Edaïs est un nom masculin invariable qualifiant l’ensemble des êtres habitant
Faérie (soit Gwel’Edaïs dans mon univers). S’ils ont quelques caractéristiques communes, comme les oreilles effilées, une affinité particulière avec l’Achañtouaering, l’émission d’un champ de
séduction, un besoin en sommeil très réduit et une dominance de leurs passions sur leur
raison, ils ont aussi une très grande variabilité d’aspects.
En théorie, les Edaïs regroupent plusieurs peuples, chacun se subdivisant en diverses races elles-mêmes regroupant
plusieurs ethnies. Certains elficologues humains ont tenté de déterminer une hiérarchie et une filiation des diverses races ; hélas la plupart d’entre eux en sont devenus fous. En effet un
même groupe peut prendre plusieurs noms selon le pays, voir la région humaine qui y fait référence, avec souvent quelques variations d’aspect et de
comportement. A savoir alors s’il s’agit du même groupe ou d’ethnies différentes devient un véritable casse-tête. Sans compter qu’il semblerait que certaine affiliation ont pu changer au cours du
temps : instabilité de Gwel’Edaïs ou erreurs humaines, difficile à dire.

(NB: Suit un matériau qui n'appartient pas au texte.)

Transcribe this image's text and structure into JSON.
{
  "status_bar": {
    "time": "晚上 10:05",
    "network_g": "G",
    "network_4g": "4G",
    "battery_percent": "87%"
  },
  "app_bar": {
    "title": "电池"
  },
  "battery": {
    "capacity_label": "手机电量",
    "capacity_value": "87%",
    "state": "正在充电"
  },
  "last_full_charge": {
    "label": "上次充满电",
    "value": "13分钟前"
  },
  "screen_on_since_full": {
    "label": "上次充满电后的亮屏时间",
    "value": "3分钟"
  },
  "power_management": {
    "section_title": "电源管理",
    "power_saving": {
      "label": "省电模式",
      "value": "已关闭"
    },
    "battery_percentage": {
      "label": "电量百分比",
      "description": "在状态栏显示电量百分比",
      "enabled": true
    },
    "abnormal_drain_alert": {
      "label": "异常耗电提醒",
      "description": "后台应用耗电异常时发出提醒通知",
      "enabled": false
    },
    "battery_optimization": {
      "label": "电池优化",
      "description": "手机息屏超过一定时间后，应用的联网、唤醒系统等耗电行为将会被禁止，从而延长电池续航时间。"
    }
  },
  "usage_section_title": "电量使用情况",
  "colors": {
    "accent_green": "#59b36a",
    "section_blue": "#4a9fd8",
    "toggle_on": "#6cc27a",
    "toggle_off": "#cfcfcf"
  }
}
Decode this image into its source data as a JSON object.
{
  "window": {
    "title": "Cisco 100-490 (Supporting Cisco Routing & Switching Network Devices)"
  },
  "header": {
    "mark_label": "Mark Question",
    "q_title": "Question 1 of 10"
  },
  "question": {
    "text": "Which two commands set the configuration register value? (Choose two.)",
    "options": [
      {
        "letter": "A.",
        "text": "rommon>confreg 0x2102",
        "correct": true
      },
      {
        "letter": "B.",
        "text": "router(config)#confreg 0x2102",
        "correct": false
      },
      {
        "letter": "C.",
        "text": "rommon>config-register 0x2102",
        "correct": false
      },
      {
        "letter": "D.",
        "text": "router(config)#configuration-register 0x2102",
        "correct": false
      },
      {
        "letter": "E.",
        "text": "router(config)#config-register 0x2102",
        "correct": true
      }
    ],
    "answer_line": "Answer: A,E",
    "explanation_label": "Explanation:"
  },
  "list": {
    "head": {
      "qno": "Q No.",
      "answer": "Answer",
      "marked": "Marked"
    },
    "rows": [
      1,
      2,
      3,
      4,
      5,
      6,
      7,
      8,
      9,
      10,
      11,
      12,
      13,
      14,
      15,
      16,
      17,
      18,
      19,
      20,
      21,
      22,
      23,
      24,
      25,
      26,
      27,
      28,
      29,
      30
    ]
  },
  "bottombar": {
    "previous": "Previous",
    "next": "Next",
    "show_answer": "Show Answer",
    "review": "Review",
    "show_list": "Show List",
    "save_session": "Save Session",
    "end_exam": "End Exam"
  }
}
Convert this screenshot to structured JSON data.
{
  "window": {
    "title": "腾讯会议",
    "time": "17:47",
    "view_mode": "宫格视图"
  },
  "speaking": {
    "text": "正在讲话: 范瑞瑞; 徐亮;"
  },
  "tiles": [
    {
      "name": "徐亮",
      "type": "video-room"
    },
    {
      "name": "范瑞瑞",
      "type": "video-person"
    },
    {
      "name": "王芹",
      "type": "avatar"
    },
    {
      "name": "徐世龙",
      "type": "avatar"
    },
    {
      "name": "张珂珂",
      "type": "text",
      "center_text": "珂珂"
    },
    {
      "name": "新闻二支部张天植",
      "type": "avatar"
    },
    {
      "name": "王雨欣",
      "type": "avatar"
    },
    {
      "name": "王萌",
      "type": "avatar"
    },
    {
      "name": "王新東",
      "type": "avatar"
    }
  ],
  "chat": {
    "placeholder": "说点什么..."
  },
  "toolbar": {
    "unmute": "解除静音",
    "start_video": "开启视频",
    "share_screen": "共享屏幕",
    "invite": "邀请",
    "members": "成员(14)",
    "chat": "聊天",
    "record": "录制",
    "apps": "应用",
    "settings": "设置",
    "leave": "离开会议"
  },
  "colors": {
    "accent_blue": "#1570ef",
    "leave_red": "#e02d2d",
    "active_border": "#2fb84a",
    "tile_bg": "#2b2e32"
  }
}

Même la dichotomie assili (pluriel : assilil)
/ un’seugli (pluriel : un’seuglil) n’est pas tout à fait nette. Le premier regroupe la faction « bonne » des Edaïs alors que le second
définit le groupe des « mauvais » Edaïs. Si cette frontière peut-être nettement déterminée pour certain peuple édaïque, elle est souvent flou pour la plupart des individus pouvant
passer d’un comportement assili à un comportement un’seugli selon son humeur et inversement. Il n’est pas rare que durant son existence, un Edaïs soit passé par différents
stades.
J’ai opté pour le terme Edaïs par rapport aux Eddas, deux recueils de poésie datant du XIII ième siècle, compilations d’une longue tradition orale des scaldes islandais. Ces
textes parlent abondamment de la mythologie nordique et des nombreuses créatures fantastiques y étant liées (dont les elfes). Ces récits poétiques sont les inspirateurs plus ou moins direct de
Richard Wagner (l’opéra « l’Anneau du Nibelung ») mais aussi de J.R.R Tolkien (pour « le Seigneur des Anneaux », bien sûr) ou Edouard Brasey (pour la trilogie de
« la malédiction de l’Anneau » 2008 à 2010).